Season-opening Melbourne GP will set the tone for an exciting year

Vettel faces uncertain future

The prospect of seeing Sebastian Vettel beaten for the first time since last July is just one of the many novelties Sunday's season-opening Australian Formula One Grand Prix promises to deliver.

Just how much trouble Vettel's Red Bull team might be in is one of the questions waiting for an answer as the sport's unpredictable new turbo era whooshes into action at Melbourne's Albert Park circuit.

The quadruple world champion won the last nine races of 2013 but the 26-year-old German spent much of his time during the pre-season tests in Spain and Bahrain watching the car being worked on in the garage.

Red Bull are braced for a reality check as they and partners Renault work against the clock to fix the troublesome 1.6 litre V6 hybrid turbo engine and its complicated new energy recovery systems.

Rivals Mercedes, under new leadership following the departure of Ross Brawn, have been racking up the laps with far less hassle.

"Mercedes have got a bit of a march on people. They invested more, they invested earlier. They've got themselves into a good position," Red Bull team principal Christian Horner told reporters.

"If Mercedes were to finish two laps ahead of the opposition in Melbourne, that wouldn't be a surprise, based on what we've seen in pre-season testing.
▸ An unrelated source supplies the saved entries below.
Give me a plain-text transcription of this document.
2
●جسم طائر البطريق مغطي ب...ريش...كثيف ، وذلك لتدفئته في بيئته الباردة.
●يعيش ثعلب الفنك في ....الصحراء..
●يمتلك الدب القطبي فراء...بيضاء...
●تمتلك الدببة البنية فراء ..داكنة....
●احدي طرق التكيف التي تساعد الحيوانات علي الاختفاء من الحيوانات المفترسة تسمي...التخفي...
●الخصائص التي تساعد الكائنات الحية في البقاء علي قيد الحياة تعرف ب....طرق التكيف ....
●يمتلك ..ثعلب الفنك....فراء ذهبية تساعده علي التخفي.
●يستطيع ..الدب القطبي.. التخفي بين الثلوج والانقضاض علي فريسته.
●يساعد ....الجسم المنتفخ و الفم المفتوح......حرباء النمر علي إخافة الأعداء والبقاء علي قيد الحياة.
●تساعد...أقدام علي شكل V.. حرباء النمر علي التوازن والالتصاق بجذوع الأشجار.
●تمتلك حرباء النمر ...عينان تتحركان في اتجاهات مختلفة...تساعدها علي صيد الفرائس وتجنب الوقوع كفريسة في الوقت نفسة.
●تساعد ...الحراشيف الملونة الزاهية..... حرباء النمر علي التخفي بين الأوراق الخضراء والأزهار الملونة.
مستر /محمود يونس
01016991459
It's massive,” said Horner.

Horner's words may be a part of the pre-season mind games, repositioning Red Bull as underdogs but Mercedes drivers Lewis Hamilton and Nico Rosberg have sounded quietly confident about a car that is sleeker than many of its 'ugly' new-look rivals.

"With all the changes within the sport and the hard work that's been going on within the team, I believe this can be our year to really show what we're capable of," said Hamilton.

Ferrari will be hoping to challenge with their new lineup of champions following the return of Finland's 2007 title winner Kimi Raikkonen - triumphant in Melbourne for Lotus last year - to partner Fernando Alonso.

The cars will sound different without the old V8 engines and will also be far less reliable at first, with any repairs likely to take far longer due to the complexity of the power units.

How many cars will start from the grid, let alone finish the race now that fuel economy is a big factor, is another uncertainty.